Os militantes do movimento negro, dos movimentos social e sindical mantêm a luta cotidiana contra o racismo e rompem o silêncio e a invisibilidade da questão racial.

A Central Única dos Trabalhadores trouxe em seu âmago o debate sobre a discriminação e o preconceito. As ações passaram a serem melhor sistematizadas com a criação, em 2008, da secretaria de Combate ao Racismo que teve seu nascedouro na Comissão Nacional Contra a Discriminação Racial da CUT, implementada em 1992. Fruto de uma luta histórica, a CUT tem produzido um debate fecundo e importantes iniciativas foram colocadas em prática.

Para atender à atribuição da Secretaria de elaborar e coordenar a implantação de políticas de combate ao racismo nos diversos setores de atuação da CUT é preciso avançar.

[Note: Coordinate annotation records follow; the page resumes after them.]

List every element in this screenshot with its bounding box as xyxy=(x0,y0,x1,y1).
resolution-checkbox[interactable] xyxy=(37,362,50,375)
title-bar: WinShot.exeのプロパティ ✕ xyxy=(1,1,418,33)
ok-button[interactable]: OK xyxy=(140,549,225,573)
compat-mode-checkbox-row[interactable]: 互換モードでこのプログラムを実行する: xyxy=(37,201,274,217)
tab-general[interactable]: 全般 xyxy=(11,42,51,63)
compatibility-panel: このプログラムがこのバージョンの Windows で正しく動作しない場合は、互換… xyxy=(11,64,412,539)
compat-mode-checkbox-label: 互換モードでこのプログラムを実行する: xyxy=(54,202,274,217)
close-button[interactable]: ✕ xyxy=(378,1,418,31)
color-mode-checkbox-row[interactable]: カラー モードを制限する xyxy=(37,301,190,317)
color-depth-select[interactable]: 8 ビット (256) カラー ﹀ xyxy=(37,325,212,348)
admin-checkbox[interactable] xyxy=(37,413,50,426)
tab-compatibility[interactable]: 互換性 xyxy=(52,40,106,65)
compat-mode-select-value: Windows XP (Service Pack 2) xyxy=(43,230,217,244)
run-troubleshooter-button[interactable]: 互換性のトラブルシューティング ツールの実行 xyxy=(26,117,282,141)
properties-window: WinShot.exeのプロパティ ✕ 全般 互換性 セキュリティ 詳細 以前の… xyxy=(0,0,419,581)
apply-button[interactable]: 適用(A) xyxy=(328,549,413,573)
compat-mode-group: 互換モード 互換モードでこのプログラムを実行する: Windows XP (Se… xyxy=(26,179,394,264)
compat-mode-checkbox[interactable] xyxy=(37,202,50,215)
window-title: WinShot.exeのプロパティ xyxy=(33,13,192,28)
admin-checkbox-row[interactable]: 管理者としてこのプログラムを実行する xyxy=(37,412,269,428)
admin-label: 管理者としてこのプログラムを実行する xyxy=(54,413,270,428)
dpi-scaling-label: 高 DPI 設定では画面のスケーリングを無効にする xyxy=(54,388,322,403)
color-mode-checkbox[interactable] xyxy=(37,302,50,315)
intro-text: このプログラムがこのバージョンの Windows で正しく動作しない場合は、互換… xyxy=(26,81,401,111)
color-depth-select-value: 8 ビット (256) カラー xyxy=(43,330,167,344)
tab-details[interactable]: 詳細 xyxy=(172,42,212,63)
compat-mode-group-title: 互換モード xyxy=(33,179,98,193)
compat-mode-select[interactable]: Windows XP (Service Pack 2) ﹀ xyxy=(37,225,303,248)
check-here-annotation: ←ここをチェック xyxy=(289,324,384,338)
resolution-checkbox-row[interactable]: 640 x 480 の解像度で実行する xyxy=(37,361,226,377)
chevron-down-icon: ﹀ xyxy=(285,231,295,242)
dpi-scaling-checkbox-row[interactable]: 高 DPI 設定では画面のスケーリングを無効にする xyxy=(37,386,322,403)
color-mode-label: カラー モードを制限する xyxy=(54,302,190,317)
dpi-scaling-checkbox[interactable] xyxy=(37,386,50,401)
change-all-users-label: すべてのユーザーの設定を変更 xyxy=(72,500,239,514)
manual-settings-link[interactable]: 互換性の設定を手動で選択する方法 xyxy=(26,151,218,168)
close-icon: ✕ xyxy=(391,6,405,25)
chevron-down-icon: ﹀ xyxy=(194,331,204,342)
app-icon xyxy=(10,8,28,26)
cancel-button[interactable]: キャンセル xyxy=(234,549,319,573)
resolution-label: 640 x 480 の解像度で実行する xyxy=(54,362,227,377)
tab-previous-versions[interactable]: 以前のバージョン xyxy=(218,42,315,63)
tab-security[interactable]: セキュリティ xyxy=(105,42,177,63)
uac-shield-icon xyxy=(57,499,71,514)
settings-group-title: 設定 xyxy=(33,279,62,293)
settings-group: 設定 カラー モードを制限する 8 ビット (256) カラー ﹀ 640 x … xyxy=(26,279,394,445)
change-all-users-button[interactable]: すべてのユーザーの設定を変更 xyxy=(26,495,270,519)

Não seria este o momento de contribuirmos novamente, a exemplo das mulheres que garantiram a cota de 30% em 1993 e agora a paridade na direção da CUT? As cotas para negros em nossas entidades sindicais podem ajudar na correção de injustiças, fortalecendo nossa determinação de construir uma sociedade igualitária.

Também é importante ressaltar que a CUT possui acordos de cooperação bilaterais ou em parceria com centrais sindicais europeias, com 18 países africanos. São programas na área de formação e organização sindical tendo em vista o reconhecimento da dívida que o nosso país tem para com a África e com seu povo aqui escravizado e do qual foram arrancados seu sangue e sua vida para o princípio da constituição de um país.

Estamos com mais de cem anos de espera por dias mais igualitários. Os pobres e negros sempre foram tratados à margem. É urgente o enfrentamento das desigualdades com implantação de políticas públicas no ensino fundamental e no ensino médio, a exemplo do estabelecido no ensino superior. O reforço das cotas na universidade, o aprimoramento das medidas distribuição de renda, a implantação de tributação mais justa são indispensáveis para aproximarmos as distâncias. Um país que se quer solidário, igualitário, plural e democrático exige atuação diária e decidida pela construção da clareza do entendimento ético da luta coletiva pela convivência digna entre todas e todos. A sociedade brasileira é nossa produção. Não são os outros que vão mudá-la. A vitória do coletivo sobre as pretensões individuais é que vai definir nosso caminho para a igualdade.